Every couple has their own language. That's not necessarily a literal language, but a way you do things that makes your relationship unique. Maybe it's kissing each other on the forehead when you wake up. Maybe it's taking a picture of every wine bottle you've ever shared. Think about the very specific things that you do together that makes your relationship special.

How can I be better?

When you really think about it, vows are more about you than the person you're marrying. Ask yourself how you can be better because a huge part of marriage is challenging yourself to be a better person for the sake of your relationship. Vow to do the things that make life easier for both of you. Vow to do the things you hate just because your soon-to-be spouse love them. Vow to be better in any way you can because that's what love inspires you to do.

What can't your partner live without?

This question is a great way to realize all of the sacrifices you're making going into your marriage. If you’re writing your wedding vows, think about what your partner just can't live without (besides you, of course!). Does he have to catch every big college football game? Will she cry if she can't go to the beach every summer? Vow to make those things a part of your lives together.

Where will your future take you?

Vows are inherently forward-looking statements. They're about what's going to happen down the line, not in the moment. Imagine what you want your future to look like. Then write your wedding vows towards that vision. Make a vow for every decade of your life. Make a subset of vows for how you'll promise to act when you're old and decrepit. Vows are wishes. They're dreams of what your future will be.

What can you promise only to your special someone?

There are things you'll do for your family. There are things you'll do for your friends. Beyond those things are what you'll do you for your partner. Those are the promises you want to make at your wedding (assuming they're appropriate...). My wife vowed to always let me have a bite of her dessert, especially when it's really good. If her best friend tried to take a bite of her cake, my wife would stab them with a fork. Those “only for you” promises are the types of vows you want to make on your magical day.

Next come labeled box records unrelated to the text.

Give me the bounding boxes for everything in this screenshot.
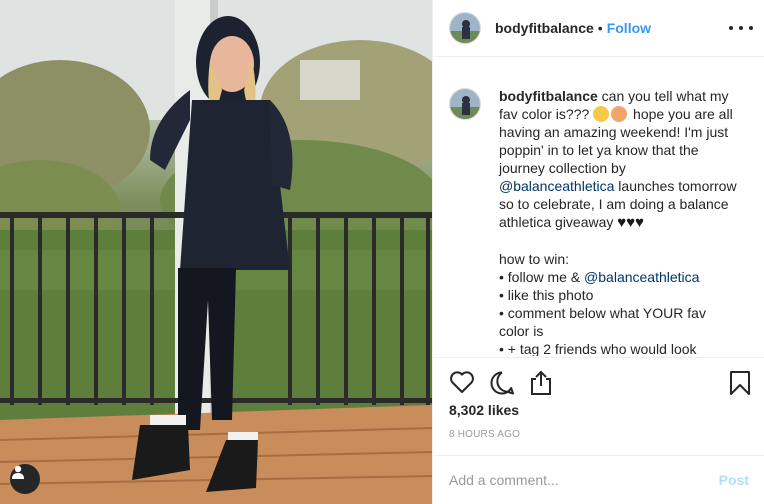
heart-icon[interactable] (449, 370, 475, 394)
photo-scene (0, 0, 432, 504)
post-sidebar: bodyfitbalance • Follow bodyfitbalance c… (432, 0, 764, 504)
comment-input[interactable] (449, 472, 719, 488)
woman-facepalm-emoji-icon (611, 106, 628, 122)
avatar-image (450, 13, 480, 43)
post-author-username[interactable]: bodyfitbalance (495, 20, 594, 36)
how-to-heading: how to win: (499, 251, 570, 267)
caption-username[interactable]: bodyfitbalance (499, 88, 598, 104)
mention-link[interactable]: @balanceathletica (584, 269, 699, 285)
bullet-follow-text: • follow me & (499, 269, 585, 285)
bullet-follow: • follow me & @balanceathletica (499, 268, 739, 286)
bullet-tag: • + tag 2 friends who would look (499, 341, 697, 356)
avatar[interactable] (449, 12, 481, 44)
likes-count[interactable]: 8,302 likes (449, 402, 519, 418)
post-header: bodyfitbalance • Follow (433, 0, 764, 57)
separator-dot: • (597, 20, 603, 36)
caption-area: bodyfitbalance can you tell what my fav … (433, 57, 764, 356)
mention-link[interactable]: @balanceathletica (499, 178, 614, 194)
action-bar (433, 357, 764, 397)
more-options-icon[interactable] (729, 18, 753, 38)
post-timestamp[interactable]: 8 HOURS AGO (449, 429, 520, 440)
caption-text: bodyfitbalance can you tell what my fav … (499, 87, 739, 356)
bullet-comment: • comment below what YOUR fav color is (499, 305, 706, 339)
comment-bar: Post (433, 455, 764, 504)
post-comment-button[interactable]: Post (719, 472, 749, 488)
caption-avatar[interactable] (449, 88, 481, 120)
post-photo[interactable] (0, 0, 432, 504)
bullet-like: • like this photo (499, 287, 594, 303)
tagged-user-icon[interactable] (10, 464, 40, 494)
comment-icon[interactable] (489, 370, 515, 396)
follow-button[interactable]: Follow (607, 20, 651, 36)
person-icon (12, 465, 24, 479)
laughing-emoji-icon (593, 106, 610, 122)
black-heart-emoji-icon: ♥♥♥ (617, 214, 645, 231)
share-icon[interactable] (529, 370, 553, 396)
avatar-image (450, 89, 480, 119)
bookmark-icon[interactable] (729, 370, 751, 396)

When did you know for sure?

This question won't lead to the basic version of vows, but it speaks to a larger idea. Vows don't have to be specific promises. They can be acknowledgements of how you got to where you are romantically. For my vows, I didn't read through a list. I printed out an email I sent myself three months after I first met my wife. I told myself in my email that I was going to marry that girl and I was so happy to be right about that fact. In that way, it was a vow to myself at the time that I could finally share with everyone around me. Sometimes the most out-of-the-box vows are the most meaningful.